Love is Hard (Pt. 2)

So love is hard, but we all want it.  You see it in all the romance novels, rom-com flicks, in poetry, music, art.  It doesn’t always have to be about romance, either – I see love in the friendship between the boys in The Outsiders, in the Lord of the Rings and how Samwise Gamgee risks all to protect his best friend Frodo, and in stories about family life.  But romance is often seen as the source of true love, because there you find the closest bond that two humans can possibly achieve with each other, the whole mind-body-soul connection.

Everyone looks for that – true love, their soulmate.  Someone to love them completely and unconditionally, faults and all, till the end of their days.  But of course, as we all know deep down, no one is perfect.  We only ever hear about the happily-ever-afters in our romance novels – we don’t get the follow-up on the follies of marriage that are so common in real life.  For an example of this: how many people do you know who yearn to love someone and serve someone more than for that someone to serve them?  And that’s where our pride comes back around to kick us in the rear.  We so often want to be loved, cherished, adored.  We all want that.  But how can any of us get any love when all anyone is looking for is to receive rather than to give?

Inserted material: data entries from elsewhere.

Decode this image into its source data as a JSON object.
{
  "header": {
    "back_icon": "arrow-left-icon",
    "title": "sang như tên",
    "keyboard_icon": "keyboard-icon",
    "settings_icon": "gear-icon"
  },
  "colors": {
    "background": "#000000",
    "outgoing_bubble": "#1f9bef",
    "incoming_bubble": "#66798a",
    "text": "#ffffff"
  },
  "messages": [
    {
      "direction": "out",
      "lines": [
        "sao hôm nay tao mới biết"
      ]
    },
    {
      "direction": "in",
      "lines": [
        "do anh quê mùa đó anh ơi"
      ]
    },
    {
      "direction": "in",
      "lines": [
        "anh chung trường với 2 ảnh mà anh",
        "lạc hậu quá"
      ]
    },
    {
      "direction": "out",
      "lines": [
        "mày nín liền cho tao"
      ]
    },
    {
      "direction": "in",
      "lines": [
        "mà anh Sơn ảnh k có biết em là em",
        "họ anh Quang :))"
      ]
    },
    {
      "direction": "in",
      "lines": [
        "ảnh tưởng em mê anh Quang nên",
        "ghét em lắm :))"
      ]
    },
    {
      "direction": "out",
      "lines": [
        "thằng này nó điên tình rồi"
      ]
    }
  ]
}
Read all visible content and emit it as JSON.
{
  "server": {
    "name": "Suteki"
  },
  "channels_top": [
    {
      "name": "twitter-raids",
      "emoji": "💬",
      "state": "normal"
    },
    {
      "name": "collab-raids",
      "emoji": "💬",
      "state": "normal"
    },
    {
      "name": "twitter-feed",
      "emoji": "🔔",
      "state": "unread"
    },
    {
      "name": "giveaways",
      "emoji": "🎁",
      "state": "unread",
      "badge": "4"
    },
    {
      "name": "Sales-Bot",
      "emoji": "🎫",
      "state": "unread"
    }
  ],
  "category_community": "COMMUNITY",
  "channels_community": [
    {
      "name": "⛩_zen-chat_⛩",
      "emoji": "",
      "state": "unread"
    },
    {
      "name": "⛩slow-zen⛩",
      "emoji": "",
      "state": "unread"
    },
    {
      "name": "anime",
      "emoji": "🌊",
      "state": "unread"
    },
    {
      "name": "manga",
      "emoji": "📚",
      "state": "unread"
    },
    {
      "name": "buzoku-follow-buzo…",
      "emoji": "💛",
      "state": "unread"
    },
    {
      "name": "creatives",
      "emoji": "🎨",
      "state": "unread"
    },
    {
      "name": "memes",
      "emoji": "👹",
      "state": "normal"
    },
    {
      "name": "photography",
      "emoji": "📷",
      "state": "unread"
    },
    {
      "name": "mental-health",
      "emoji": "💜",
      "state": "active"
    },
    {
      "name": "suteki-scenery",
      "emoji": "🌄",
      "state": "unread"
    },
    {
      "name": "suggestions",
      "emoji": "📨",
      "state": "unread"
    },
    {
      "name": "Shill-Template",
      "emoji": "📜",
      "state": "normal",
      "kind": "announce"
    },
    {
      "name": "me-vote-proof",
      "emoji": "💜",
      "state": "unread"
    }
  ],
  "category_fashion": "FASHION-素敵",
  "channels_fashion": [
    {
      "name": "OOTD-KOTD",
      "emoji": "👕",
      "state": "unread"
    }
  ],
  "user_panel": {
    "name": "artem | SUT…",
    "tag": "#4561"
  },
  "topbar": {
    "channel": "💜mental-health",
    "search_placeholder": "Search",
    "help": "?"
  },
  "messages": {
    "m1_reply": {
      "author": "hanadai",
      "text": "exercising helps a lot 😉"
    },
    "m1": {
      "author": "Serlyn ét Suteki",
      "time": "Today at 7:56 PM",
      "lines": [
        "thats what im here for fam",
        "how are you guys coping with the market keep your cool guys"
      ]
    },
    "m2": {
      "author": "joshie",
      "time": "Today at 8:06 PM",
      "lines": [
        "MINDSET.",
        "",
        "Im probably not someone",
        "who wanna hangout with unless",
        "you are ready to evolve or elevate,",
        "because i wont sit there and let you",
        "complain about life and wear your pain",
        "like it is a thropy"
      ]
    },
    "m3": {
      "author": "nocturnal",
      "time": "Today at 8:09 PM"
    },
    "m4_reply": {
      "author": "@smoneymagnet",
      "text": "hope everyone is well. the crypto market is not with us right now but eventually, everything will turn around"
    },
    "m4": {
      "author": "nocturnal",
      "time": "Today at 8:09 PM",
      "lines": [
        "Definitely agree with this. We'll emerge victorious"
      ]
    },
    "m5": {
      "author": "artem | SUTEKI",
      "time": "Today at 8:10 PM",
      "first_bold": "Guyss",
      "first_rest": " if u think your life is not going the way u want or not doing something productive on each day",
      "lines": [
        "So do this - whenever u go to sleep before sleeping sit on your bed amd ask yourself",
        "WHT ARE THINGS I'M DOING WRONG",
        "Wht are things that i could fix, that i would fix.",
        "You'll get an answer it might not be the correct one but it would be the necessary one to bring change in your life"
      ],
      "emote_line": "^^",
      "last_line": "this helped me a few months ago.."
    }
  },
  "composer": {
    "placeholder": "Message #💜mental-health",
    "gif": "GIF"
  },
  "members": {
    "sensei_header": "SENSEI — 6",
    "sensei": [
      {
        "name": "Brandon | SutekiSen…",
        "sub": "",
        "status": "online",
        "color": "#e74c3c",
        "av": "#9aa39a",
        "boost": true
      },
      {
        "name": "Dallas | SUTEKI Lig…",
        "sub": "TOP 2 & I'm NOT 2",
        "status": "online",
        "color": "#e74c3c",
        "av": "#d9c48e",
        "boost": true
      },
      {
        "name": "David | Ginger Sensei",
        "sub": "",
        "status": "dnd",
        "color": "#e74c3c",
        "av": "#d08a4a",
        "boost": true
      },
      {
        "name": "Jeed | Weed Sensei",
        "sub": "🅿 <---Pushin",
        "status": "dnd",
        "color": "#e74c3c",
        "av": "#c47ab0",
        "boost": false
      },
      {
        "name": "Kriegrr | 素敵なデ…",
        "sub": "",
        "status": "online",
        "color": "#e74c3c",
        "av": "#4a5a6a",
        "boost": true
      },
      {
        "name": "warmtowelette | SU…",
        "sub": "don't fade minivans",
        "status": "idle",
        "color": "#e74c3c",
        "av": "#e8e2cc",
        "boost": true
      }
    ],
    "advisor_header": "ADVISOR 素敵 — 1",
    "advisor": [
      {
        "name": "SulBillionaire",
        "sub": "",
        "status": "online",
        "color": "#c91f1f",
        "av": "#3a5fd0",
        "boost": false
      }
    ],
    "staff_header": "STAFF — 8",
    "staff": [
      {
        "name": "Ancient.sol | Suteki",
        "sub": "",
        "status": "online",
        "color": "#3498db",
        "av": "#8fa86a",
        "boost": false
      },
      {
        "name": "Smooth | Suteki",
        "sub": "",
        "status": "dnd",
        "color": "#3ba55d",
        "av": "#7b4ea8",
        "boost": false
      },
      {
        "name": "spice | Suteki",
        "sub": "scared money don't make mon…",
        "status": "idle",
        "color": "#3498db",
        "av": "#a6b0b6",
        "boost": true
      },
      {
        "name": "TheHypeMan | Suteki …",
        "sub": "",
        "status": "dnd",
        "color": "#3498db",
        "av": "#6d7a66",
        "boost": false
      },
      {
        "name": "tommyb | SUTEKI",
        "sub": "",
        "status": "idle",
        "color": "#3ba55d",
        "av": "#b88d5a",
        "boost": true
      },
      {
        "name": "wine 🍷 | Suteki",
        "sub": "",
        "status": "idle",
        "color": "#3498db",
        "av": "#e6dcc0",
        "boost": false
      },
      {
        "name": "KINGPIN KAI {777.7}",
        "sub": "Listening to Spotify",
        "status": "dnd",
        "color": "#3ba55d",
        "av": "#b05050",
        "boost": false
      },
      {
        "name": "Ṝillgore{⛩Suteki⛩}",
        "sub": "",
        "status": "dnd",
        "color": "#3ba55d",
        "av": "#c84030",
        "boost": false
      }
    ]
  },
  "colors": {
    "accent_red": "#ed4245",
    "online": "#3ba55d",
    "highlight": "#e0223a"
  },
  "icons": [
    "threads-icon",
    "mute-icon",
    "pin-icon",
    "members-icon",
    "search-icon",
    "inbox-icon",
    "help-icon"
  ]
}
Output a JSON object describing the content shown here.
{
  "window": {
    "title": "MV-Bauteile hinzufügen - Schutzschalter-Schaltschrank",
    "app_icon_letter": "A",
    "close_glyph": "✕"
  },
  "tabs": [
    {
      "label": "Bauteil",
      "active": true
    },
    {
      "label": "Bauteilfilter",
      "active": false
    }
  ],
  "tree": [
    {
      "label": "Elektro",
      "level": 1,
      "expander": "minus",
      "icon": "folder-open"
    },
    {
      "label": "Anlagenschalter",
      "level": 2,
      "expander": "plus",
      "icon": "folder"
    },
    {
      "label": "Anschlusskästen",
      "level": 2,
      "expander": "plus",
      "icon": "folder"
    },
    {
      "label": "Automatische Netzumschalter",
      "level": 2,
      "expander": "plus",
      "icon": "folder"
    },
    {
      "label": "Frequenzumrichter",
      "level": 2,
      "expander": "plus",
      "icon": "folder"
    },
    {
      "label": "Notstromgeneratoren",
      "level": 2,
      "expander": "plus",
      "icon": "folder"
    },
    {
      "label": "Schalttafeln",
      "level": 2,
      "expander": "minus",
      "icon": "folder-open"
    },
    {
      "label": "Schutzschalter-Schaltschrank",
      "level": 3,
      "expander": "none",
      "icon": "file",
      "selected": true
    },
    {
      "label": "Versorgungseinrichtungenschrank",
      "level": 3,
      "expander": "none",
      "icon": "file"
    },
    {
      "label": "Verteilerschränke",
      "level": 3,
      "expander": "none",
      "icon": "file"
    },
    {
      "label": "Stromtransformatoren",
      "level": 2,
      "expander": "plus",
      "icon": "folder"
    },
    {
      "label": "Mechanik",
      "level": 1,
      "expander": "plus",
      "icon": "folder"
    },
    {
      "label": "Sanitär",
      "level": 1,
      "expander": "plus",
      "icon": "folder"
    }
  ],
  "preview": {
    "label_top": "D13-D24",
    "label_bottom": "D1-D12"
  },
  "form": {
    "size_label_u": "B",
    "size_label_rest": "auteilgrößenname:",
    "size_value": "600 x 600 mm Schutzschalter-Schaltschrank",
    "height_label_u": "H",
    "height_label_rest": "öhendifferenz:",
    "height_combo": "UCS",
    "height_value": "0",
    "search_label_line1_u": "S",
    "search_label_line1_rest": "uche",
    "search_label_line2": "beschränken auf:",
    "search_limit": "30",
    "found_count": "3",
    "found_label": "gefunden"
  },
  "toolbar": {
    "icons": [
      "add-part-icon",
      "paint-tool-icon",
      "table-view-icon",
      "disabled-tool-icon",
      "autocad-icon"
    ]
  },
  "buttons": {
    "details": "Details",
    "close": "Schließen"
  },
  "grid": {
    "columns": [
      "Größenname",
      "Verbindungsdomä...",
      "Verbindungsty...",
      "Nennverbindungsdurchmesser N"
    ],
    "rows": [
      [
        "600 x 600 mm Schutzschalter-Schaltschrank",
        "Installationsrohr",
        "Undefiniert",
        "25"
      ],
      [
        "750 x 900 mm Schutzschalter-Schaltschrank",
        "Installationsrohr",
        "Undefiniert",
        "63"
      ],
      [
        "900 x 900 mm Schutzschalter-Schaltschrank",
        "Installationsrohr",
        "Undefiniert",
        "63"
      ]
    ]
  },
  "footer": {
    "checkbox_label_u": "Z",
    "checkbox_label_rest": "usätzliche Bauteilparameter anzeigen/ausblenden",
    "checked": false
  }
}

And of course, we have our own faults that prevent us from perfectly loving anyone.  We have our pride, our sense of self-preservation, laziness, greed, lust (which is entirely different from love – it is a selfish love that only longs for someone to please them rather than to truly love them), you name it.  So then we insist that we don’t need or want perfect love, only some semblance of it.  But are we not always distressed when we fight with our beloved, be they friends, family, spouse?  Do we not hate drama and love reconciliation?  Don’t we dream of utopia, where no one ever has to suffer?  We settle for less than perfect – we’re not satisfied with it.

The human race is doomed, then, are we not?  For thousands of years we have been killing each other, both physically and emotionally, and for thousands of years more we shall continue.  We tend to inherit the faults of our parents and families, simply learning by osmosis.  There is no political ideology or golden rule that will ever save us, because we have managed to pervert all of them.

It would seem a cruel irony: we each have a vision of perfect love, perfect happiness, that we all yearn for deep down, and yet we can never achieve it.  We try to blind ourselves to that simple fact – try to pretend that people aren’t as bad as we think – but that doesn’t erase this simple truth.  Everyone has a skeleton or two or three in their closet, things they aren’t proud of and wish to bury in the recesses of their minds.  How many people have had a moment where they just broke down and cried at everything and nothing, perhaps while lying awake in the middle of the night?  I’d raise my hand furiously to that question.

Could there perhaps be a reason that we have this longing inside of us for perfection in the midst of the madness of life?  Paraphrasing what C.S. Lewis once said, could it be that because we have a desire that cannot be fulfilled by anything in this world, that we were built for another?  We get hungry because we need to eat food; we get thirsty because we need to drink water.  So that abstract yearning for perfection, completeness, harmony, love, eternity, that need for fulfillment that goes beyond temporary desires – should there not be something to cure that ache as well?